Extreme Swiss Inequality Reforms

Extreme Swiss Inequality Reforms

President Obama recently stated that inequality is a “defining challenge” for the United States. Meanwhile, Fareed Zakaria reported that Switzerland, a country with significantly less inequality than the US, considered radical reforms to reduce inequality, including capping executive compensation.  

Here is the beginning of the segment from Fareed Zarakia GPS

If there’s one country in the world that looks like a utopia, its name must be Switzerland. This is a country that has it all. The average income is $82,000 a year – 65 percent more than the average American income. Everyone has great healthcare, childcare, and education. The unemployment rate is 3 percent. There is almost no corruption. According to the OECD, of 34 developed countries surveyed, the Swiss have the greatest degree of trust in their government. And, of course, it is a spectacular country with great traditions of skiing, cheese, chocolate, and wine.

 

What could possibly go wrong? Well, quite a lot, actually.

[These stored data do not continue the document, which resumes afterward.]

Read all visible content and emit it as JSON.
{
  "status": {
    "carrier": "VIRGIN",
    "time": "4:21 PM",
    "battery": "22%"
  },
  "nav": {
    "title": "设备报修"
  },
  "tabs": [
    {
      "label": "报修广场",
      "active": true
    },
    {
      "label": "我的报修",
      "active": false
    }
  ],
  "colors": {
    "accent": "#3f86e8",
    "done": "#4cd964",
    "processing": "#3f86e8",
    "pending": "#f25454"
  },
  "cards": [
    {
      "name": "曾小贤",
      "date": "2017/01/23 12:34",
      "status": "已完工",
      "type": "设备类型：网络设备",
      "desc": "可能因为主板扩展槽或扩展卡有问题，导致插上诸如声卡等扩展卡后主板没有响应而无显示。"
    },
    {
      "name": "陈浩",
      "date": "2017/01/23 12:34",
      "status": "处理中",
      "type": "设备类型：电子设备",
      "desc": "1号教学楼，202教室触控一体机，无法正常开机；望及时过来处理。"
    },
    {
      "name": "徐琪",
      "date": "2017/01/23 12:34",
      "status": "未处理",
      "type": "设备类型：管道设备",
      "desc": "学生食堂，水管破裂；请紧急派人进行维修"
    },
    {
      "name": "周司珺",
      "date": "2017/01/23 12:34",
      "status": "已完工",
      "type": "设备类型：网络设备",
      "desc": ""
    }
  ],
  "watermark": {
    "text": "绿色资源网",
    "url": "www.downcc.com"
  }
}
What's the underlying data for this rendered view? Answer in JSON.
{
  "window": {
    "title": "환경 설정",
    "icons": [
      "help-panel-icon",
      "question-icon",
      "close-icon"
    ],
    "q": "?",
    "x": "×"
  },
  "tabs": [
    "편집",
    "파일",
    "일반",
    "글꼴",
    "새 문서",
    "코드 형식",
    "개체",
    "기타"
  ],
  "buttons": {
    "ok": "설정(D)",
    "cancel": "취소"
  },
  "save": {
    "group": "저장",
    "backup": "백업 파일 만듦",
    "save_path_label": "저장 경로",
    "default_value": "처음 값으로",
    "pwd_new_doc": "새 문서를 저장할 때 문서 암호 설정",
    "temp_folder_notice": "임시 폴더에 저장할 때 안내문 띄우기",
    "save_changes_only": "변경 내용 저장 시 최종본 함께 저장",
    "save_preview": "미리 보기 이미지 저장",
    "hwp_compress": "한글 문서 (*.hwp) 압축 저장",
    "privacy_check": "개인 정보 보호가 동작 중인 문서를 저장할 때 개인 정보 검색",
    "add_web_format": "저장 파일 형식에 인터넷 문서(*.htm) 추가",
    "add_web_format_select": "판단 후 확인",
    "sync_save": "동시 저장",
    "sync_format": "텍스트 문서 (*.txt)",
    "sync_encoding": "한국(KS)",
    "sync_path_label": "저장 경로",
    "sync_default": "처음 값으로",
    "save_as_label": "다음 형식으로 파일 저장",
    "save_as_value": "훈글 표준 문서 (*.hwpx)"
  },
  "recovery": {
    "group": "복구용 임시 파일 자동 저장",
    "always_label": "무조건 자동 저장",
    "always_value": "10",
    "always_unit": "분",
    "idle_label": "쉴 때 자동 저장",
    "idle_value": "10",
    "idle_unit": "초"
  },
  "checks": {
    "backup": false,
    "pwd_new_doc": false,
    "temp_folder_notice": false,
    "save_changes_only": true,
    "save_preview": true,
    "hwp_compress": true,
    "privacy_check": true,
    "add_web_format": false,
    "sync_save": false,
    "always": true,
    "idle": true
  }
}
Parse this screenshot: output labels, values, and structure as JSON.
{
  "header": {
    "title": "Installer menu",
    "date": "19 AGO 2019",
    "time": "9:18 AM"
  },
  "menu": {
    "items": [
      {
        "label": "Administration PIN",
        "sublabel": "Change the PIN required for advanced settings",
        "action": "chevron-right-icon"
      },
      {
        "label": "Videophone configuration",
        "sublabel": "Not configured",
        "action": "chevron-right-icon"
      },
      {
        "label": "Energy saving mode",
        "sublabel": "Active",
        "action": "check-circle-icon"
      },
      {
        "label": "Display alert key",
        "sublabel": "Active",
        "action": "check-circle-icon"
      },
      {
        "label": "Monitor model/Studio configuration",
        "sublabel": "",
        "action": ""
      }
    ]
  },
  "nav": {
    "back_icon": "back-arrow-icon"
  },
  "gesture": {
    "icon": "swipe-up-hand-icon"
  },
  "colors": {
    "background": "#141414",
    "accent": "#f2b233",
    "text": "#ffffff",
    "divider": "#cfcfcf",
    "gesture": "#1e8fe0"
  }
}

The Swiss are furious about income inequality. The story is a familiar one. According to Reuters, in 1984 top earners in Swiss firms made 6 times as much as the bottom earners. Today, they make 43-times what bottom earners make. At some banks and firms, CEOs make 200-times the salary of the lowest-paid employee.

 

Now, before you assume things about Europe and European attitudes towards capitalism, remember that Switzerland is one of the most business-friendly countries in the world. The conservative Heritage Foundation has an “Index of Economic Freedom.” Switzerland ranks 5th in the world, well ahead of the United States of America.

 

But in the aftermath of the financial crisis, the Swiss have become far more concerned about the nature of today’s free market system. So, some Swiss political groups came up with a plan. It’s called the 1 is to 12 initiative. The highest-paid company executive should make a maximum of 12 times what the lowest-paid employee makes. In other words, no one should earn more in one month than someone else makes in a year.